268. L'objectif même, la protection de la famille traditionnelle, ne peut être considérée comme
légitime. D'autant plus que la protection de la famille est l'une des obligations imposées à l'Etat
en vertu de l'article 18 de la Charte africaine, qui prévoit :
(1) La famille est l'élément naturel et la base de la société.
(2) L'Etat a l'obligation d'assister la famille dans sa mission de gardienne de la morale et
des valeurs traditionnelles reconnues par la Communauté́ .
(3) L’Etat a le devoir de veiller à l'élimination de toute discrimination contre la femme et
d'assurer la protection des droits de la femme et de l'enfant tels que stipulés dans les
déclarations et conventions internationales.
(4) (….)
269. Cette même obligation est imposée à l'État par l'article 23 du Pacte International relatif
aux Droits Civils et Politiques.
270. La question qui se pose ici est de savoir si les moyens employés, pour établir la différence
de traitement entre l'enfant adultère et l'enfant légitime ou naturel, en ce qui concerne
l'établissement de la paternité, s'avèrent proportionnés ou appropriés par rapport à l'objectif ou
les fins poursuivis.
271. En d'autres termes, conditionner la reconnaissance de la paternité d'un enfant adultérin à
la volonté et à la discrétion de l'épouse du mari adultérin, est-il raisonnable, adéquat par rapport
à la finalité visée, qui est la protection de la famille traditionnelle ?
272. La réponse ne peut être que négative.

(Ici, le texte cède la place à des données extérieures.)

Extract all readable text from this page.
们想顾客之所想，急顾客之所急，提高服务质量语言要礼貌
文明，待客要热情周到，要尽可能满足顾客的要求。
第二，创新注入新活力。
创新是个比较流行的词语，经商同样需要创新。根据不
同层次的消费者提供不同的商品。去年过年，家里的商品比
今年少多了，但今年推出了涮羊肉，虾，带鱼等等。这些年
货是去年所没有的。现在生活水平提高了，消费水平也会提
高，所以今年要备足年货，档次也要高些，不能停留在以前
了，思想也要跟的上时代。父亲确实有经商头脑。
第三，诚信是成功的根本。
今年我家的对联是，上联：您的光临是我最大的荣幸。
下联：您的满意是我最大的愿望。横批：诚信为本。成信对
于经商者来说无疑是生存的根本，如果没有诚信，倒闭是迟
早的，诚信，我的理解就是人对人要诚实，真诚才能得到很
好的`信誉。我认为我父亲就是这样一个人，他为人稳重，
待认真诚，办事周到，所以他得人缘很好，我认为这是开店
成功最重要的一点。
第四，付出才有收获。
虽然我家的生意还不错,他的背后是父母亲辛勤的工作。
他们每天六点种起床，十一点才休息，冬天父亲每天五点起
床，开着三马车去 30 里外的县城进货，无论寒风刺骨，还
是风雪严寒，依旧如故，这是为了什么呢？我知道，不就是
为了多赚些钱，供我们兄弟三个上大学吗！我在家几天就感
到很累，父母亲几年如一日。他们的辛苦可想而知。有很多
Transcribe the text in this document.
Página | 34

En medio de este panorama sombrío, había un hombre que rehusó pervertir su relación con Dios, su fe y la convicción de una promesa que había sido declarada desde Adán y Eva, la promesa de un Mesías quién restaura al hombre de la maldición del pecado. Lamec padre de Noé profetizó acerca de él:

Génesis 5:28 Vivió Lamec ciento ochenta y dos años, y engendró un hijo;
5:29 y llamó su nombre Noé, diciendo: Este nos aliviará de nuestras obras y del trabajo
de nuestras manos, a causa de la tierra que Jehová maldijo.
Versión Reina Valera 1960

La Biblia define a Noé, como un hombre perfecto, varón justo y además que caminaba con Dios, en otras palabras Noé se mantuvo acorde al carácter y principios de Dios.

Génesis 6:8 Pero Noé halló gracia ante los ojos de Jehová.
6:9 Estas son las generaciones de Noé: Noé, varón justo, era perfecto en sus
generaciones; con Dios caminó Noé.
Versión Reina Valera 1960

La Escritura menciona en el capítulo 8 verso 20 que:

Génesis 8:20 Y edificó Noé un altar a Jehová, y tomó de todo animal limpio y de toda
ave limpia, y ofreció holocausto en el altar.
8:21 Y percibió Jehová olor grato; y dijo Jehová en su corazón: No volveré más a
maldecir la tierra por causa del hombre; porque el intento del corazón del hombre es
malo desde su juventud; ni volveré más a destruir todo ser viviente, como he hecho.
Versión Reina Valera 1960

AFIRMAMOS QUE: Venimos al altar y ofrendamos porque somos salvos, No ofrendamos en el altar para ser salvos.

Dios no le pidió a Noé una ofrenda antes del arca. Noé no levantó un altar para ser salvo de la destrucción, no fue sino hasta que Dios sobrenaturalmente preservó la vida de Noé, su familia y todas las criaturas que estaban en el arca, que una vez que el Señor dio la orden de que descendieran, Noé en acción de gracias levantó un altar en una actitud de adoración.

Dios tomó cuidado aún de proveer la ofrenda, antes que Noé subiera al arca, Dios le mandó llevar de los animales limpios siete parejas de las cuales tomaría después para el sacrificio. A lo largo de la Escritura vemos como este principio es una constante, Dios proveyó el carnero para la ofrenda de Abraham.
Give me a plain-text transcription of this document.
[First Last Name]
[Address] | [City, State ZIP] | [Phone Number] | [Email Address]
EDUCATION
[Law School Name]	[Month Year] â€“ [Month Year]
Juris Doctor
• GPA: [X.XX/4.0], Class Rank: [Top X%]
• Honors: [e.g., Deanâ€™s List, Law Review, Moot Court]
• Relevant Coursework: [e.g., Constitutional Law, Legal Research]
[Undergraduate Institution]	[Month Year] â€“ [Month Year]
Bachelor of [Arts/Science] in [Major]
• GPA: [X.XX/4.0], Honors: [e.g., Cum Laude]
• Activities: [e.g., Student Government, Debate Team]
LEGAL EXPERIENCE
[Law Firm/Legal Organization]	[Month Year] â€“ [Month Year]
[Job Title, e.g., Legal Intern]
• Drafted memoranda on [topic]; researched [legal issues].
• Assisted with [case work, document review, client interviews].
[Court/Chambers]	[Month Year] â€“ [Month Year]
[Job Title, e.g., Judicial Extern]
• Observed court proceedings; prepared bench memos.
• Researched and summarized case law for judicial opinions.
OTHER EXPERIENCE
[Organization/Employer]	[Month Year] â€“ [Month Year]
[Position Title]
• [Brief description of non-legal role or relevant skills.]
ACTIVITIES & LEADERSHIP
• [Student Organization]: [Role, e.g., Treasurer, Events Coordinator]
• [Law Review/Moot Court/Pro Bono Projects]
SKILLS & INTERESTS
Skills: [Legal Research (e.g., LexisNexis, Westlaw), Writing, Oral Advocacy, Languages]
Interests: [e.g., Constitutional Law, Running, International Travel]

273. D'une part, comme l'a dit la Cour européenne dans l'affaire Mazurek c. France,23
"L'institution de la famille n'est pas stable, qu'elle soit historique, sociologique ou même
légale», et l'évolution juridique, tant en France qu'au niveau mondial, favorise une égalité
croissante entre les enfants d'origines différentes, et il existe une tendance claire en faveur de
l'éradication de la discrimination à l'égard des enfants d'origine adultère.
274. Cette Cour ne peut pas non plus ignorer cette tendance dans l'interprétation et l'application
des lois pertinentes dans ce domaine.
23
Décision du 1er février 2000, §§ 17 et 23.